Chris Thompson

VIDEO PREMIERE: Chris Thompson - Lot Hero「wasuremono mix」

Will Shenton

Though it takes place in a surreal, oceanic world, video artist Jonathan William Turner's accompaniment to Chris Thompson's "Lot Hero" creates a sense of emergent narrative that makes it hard to tear yourself away. As the opening percussion and giggling voices are transfigured into the skeleton of the song, the camera jumps around an abstract pattern of waves and ripples. It begins to slowly pull back, revealing that this dynamic texture has manifested in the shape of a cat.

This is the first of many similar scenes, which, when accompanied by Thompson's hypnotic, otherworldly electronics, seem to show us not a series of mundane objects, but perhaps their platonic ideals. A stuffed rabbit, a chair, a boot, a mannequin, and a dozen other shapes are rendered alien by watery distortion. The animations are beautiful, and as each movement of the seven-minute track pulls us deeper into the music—sometimes driving electronic percussion, sometimes orchestral synths, sometimes restrained piano interludes—the visuals compel us to invent a story.

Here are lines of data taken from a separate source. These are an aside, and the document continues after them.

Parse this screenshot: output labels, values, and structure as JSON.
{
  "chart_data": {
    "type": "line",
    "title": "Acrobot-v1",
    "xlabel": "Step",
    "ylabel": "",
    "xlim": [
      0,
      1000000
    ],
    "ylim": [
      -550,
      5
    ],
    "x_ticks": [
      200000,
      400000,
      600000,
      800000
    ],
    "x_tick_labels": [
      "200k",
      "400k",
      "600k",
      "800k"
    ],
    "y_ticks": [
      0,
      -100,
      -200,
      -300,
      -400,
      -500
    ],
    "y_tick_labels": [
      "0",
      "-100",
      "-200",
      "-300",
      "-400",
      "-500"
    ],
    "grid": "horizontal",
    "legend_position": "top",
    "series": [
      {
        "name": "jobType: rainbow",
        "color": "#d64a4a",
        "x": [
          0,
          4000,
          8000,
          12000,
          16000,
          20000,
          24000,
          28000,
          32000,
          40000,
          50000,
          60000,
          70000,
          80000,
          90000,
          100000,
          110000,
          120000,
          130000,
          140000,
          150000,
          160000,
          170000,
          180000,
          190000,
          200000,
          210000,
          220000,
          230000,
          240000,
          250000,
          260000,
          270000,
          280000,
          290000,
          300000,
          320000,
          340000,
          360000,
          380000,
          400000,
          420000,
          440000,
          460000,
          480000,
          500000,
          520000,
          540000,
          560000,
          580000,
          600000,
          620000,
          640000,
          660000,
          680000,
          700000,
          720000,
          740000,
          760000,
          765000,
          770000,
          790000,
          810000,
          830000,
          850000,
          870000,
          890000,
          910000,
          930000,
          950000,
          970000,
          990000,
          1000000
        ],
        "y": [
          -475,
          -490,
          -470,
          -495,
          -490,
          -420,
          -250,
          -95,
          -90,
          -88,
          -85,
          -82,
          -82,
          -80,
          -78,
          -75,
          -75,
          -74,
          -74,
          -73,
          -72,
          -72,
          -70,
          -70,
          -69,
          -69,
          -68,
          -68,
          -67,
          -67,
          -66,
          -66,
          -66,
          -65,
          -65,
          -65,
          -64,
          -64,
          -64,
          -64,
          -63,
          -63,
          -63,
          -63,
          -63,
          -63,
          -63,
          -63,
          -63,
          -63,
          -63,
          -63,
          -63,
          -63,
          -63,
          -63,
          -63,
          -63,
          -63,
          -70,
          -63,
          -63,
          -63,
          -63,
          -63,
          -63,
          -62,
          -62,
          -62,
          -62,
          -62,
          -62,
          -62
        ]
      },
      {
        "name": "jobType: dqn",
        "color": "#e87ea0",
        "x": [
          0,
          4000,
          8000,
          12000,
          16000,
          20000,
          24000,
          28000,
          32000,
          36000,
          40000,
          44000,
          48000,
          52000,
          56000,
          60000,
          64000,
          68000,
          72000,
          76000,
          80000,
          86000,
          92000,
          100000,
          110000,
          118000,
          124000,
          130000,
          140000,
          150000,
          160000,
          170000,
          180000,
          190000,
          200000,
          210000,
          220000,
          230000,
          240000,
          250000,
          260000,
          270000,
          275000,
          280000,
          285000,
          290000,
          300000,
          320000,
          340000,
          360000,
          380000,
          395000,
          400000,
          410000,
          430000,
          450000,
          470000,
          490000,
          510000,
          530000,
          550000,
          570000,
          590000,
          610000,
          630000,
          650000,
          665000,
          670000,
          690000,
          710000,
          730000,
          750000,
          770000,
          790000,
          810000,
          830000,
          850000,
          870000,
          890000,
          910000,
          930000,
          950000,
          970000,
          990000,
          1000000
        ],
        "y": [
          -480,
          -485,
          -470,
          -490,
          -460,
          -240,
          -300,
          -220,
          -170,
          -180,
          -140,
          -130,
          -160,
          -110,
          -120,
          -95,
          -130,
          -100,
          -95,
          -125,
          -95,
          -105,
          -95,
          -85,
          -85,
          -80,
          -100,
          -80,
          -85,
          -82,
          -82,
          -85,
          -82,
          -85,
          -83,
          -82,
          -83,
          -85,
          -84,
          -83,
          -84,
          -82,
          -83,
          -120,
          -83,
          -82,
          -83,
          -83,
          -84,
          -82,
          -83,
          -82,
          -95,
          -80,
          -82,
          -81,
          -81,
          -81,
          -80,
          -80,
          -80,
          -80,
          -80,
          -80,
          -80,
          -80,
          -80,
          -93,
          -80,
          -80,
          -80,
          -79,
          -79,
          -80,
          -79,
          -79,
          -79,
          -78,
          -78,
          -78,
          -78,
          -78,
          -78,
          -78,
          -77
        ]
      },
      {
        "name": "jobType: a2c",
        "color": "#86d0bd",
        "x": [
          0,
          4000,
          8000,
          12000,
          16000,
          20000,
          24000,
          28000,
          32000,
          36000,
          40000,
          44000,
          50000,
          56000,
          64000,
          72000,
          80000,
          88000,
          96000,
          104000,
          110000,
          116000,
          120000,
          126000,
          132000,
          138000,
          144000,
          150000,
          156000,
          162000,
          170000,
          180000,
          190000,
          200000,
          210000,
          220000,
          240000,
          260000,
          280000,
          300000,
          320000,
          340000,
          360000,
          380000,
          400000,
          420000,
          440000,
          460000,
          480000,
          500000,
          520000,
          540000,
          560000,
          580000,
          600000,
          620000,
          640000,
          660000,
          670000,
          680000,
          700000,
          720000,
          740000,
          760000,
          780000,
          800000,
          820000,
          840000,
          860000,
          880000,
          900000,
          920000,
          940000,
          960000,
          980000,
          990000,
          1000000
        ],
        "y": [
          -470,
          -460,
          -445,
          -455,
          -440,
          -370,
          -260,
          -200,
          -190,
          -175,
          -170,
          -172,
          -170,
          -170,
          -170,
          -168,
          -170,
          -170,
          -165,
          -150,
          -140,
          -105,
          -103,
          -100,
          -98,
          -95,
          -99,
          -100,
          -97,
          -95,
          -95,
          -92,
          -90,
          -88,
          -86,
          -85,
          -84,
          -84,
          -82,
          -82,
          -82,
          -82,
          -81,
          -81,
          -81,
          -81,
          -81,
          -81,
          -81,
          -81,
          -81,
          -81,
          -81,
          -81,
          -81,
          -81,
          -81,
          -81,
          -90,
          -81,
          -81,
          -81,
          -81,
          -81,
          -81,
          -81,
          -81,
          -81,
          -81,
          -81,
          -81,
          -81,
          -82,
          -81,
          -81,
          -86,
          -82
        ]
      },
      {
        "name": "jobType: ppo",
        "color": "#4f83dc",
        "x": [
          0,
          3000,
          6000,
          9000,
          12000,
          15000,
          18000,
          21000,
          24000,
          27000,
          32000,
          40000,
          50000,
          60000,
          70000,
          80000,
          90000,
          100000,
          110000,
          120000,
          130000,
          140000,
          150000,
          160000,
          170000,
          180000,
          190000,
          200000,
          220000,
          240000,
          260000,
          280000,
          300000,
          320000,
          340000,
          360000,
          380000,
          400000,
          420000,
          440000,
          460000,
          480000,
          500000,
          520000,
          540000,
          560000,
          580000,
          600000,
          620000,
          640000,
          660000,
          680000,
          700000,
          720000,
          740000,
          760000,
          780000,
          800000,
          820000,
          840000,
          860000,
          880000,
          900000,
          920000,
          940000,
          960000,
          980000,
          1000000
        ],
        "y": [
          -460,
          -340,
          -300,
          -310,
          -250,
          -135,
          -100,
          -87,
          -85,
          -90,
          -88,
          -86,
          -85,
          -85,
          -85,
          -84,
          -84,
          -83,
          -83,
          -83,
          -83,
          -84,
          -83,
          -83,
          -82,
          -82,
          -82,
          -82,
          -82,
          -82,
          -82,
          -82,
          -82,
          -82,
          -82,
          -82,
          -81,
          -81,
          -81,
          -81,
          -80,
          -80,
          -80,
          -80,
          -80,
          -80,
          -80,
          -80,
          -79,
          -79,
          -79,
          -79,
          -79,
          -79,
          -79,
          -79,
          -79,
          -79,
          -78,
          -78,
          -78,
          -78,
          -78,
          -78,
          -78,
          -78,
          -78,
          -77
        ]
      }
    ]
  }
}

These scattered, submerged objects eventually agglomerate into a sort of ball as if magnetized, and are sucked (or make their way voluntarily?) into a massive, surprisingly placid whirlpool, at which point they once again go their separate ways. According to the artists, this represents something universal: memories rising to the surface and merging, dreamlike, into our sense of self. It's a poetic notion, and one that lends itself to endless additional interpretations. Fortunately, this is such a beautiful video that it's no chore to study it over and over again.

Chris Thompson's new EP, Lot Hero, was released earlier this month.